An aside about the rain in the Northwest this year: We have so much snow pack right now that the state is considering asking the wind farm in southeast Washington to close down periodically—because we will be making too much electricity with our hydro turbines??? Also, the reservoir up on Snoqualmie Pass on I-90, which delivers drinking water to the City of Seattle, is FULL-FULL, which it has almost never been—usually, there's a small, murky puddle of water surrounded by tree stumps. I have it on good authority that all the stumps are currently submerged. And, although I can usually have a dog walk during a dry part of the day, that hasn't been true nearly as much for the last several months. We really are fulfilling our reputation.
But back to exonerating Seattle Boat. When I arrived today Sean, the manager of the Lake Union marinas, was there and was genial. Pleasant, even, to the point of mild joking about the weather and our recent debacle (!). He showed me where my boat is usually stored, and sure enough, right behind it, affecting ONLY my boat, was a circle of cones about 8 feet in diameter, marking the place where the repair was seasoning. Sean explained that he hadn't known that the work was going to be done; my boat was the only one affected; AND I was the ONLY CUSTOMER who wanted a boat down that day. Or probably for weeks.

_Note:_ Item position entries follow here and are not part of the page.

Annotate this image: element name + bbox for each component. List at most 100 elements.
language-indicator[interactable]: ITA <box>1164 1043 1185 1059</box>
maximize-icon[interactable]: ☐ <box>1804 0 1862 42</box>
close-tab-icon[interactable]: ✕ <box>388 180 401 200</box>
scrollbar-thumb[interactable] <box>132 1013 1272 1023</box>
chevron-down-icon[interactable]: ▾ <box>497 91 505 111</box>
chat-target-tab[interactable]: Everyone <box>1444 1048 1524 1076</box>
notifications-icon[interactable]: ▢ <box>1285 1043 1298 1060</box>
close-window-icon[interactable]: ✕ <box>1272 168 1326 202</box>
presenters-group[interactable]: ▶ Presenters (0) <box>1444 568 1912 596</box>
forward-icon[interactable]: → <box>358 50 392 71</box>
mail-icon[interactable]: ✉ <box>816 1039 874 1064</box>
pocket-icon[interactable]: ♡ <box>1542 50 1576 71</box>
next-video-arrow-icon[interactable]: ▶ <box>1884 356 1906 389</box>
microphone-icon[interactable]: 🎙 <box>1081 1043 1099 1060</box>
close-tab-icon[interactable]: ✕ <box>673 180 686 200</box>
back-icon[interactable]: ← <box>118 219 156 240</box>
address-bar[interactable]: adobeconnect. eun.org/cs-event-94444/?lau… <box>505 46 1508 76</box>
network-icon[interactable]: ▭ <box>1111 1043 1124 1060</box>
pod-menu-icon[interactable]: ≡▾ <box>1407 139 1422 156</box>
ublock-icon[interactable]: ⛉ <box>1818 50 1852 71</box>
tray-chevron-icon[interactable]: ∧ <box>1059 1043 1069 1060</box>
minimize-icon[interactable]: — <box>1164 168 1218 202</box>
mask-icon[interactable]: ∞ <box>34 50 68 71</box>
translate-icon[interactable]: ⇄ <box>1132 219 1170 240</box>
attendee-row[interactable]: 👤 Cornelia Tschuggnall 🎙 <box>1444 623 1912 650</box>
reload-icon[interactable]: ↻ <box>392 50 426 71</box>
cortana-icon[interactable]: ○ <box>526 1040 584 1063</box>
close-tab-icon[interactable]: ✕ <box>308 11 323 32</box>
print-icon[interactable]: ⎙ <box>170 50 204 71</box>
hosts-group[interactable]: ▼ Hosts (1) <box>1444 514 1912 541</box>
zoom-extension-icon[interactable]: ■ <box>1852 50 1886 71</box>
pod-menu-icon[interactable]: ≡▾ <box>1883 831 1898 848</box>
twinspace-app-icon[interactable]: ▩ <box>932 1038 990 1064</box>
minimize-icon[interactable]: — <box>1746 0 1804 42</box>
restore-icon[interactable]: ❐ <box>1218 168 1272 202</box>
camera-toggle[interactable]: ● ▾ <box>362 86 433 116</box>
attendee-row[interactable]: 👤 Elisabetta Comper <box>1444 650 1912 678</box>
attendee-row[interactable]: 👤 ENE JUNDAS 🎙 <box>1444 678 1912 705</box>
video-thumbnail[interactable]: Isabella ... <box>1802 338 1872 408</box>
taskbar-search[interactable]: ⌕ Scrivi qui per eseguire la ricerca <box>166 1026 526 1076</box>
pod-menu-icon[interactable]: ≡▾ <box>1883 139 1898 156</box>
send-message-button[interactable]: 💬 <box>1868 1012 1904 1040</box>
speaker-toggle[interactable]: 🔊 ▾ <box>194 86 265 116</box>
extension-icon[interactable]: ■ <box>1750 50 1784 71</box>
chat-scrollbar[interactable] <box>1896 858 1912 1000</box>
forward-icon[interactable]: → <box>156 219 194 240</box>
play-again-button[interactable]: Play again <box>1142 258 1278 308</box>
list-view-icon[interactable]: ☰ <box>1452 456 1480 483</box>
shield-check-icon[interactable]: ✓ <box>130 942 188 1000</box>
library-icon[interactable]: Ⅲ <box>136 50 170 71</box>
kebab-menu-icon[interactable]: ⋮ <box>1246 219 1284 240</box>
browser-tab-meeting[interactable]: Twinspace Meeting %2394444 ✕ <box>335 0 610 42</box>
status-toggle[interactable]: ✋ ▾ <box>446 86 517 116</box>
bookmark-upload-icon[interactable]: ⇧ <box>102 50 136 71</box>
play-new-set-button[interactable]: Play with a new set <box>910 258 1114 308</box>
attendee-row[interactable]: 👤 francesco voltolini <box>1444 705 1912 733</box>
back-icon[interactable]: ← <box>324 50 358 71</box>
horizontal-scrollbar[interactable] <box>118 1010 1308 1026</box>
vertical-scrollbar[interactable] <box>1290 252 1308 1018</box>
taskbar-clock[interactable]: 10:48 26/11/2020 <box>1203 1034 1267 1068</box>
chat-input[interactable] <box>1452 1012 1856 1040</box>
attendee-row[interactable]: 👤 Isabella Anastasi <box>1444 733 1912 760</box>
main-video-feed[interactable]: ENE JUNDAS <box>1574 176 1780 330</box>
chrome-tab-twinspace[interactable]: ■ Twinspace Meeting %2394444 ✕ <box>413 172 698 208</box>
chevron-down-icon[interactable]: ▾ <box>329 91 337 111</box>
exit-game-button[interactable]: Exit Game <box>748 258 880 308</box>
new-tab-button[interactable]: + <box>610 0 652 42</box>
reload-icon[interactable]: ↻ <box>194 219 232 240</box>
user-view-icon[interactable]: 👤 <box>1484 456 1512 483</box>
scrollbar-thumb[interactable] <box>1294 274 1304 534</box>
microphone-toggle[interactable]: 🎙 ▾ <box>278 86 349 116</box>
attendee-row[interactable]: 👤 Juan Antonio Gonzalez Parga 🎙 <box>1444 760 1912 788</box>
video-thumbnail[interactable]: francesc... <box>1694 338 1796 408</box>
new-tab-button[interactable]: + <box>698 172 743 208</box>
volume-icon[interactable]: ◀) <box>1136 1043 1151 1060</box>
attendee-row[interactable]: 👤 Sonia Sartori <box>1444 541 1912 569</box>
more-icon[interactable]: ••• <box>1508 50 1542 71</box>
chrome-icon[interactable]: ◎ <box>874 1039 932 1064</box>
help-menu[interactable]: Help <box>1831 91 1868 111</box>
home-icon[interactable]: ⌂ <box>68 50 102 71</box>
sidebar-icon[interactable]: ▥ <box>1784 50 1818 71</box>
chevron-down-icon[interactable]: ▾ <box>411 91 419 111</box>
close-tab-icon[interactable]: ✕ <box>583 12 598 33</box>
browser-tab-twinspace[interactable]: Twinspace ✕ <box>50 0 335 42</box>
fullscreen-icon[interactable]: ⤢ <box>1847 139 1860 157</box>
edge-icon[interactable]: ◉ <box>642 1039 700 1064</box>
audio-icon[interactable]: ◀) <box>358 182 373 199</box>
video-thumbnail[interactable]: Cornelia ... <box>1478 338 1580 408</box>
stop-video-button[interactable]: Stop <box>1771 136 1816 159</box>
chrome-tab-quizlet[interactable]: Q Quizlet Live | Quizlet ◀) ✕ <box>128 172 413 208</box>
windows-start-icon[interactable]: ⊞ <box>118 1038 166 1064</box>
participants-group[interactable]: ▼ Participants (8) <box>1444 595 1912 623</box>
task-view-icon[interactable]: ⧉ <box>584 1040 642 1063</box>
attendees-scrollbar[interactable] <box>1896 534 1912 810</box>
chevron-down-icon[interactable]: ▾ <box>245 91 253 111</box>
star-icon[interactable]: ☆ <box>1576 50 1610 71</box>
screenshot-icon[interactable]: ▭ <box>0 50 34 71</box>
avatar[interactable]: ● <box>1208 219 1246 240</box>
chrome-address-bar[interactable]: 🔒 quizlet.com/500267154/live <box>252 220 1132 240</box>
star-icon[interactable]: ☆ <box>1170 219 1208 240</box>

I'm not quite sure what the lesson is here: You never know when incompetence is going to filter down and affect you? Sure, that may be part of it. But it's probably more true to say that curve balls come at us from all directions, all the time. Some miss us completely. We deflect some without really knowing it—maybe a momentary twinge. Some graze our elbows or knees and inconvenience or annoy us. Some end up connecting directly with us and really beating the shit out of us. But for all of these, the best way we can react is with grace and empathy. Breathe in. Breathe out. There is always enough time.